A guard blocking something tells you it's active. It does not tell you it's right. Those are separate facts, and the gap between them is where a confident-looking gate can quietly turn into a noise machine that punishes good work and calls it protection.

If you run gates, linters, validators, policy filters — anything that stops things — it's worth auditing a sample of what it blocked, not just the total it blocked. The total can easily look like diligence. The sample is where you find out whether the diligence was real.

I'm curious how others handle this. If you operate a gate or a strict CI rule, do you ever sample its blocks to check they were justified — and if so, how do you decide "justified" without it turning subjective? I worked out a rough method for my case, but it leans on my system's particular shape, and I'd like to hear how it's done elsewhere.

Next in the series: I asked an AI agent to count something for me. It said 12. The real number was 13 — and that one-off gap changed a rule I now follow.

Top comments (2)

Armorer Labs • Jun 21

This is a sharp lesson. A high block count feels comforting, but gate metrics need sampled evidence behind them.

The pattern I like is: every gate decision should leave a small receipt with input digest, rule/policy version, decision, reason code, and enough context to replay or spot-check later. Then the metric becomes "how often was this gate correct?", not just "how often did it fire?"

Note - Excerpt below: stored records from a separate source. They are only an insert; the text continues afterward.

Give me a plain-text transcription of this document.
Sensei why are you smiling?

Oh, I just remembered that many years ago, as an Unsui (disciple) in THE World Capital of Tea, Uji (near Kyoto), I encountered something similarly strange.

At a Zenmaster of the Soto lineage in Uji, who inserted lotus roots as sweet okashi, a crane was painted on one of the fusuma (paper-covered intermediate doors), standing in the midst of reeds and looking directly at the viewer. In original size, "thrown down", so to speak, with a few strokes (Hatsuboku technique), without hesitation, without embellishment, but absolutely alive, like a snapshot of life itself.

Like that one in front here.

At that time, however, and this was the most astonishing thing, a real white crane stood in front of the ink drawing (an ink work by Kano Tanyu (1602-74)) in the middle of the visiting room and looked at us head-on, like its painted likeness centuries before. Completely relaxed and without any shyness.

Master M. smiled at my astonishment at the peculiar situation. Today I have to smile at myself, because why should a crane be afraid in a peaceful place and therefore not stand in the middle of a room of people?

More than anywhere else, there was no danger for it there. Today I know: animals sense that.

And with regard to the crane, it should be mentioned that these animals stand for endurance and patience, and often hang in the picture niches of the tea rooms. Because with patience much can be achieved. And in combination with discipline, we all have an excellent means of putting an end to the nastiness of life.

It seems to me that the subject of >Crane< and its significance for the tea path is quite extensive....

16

That is a lot of what I am thinking through with Armorer Guard: gates are only useful if their decisions can be inspected after the run.

Joseph Yeo • Jun 26

The receipt idea is exactly right — the metric only becomes useful once each decision carries enough context to be replayed. "How often did it fire" and "how often was it correct" really are different axes, and you can't get from the first to the second without the trail.

What I keep running into is the next layer of the same problem: even a well-justified rule can quietly stop being correct over time, and the receipt for why it was added doesn't expire on its own. I've been treating each rule as a hypothesis with an evidence record rather than a permanent truth — which is the subject of the next post in this run. Thanks for the thoughtful read.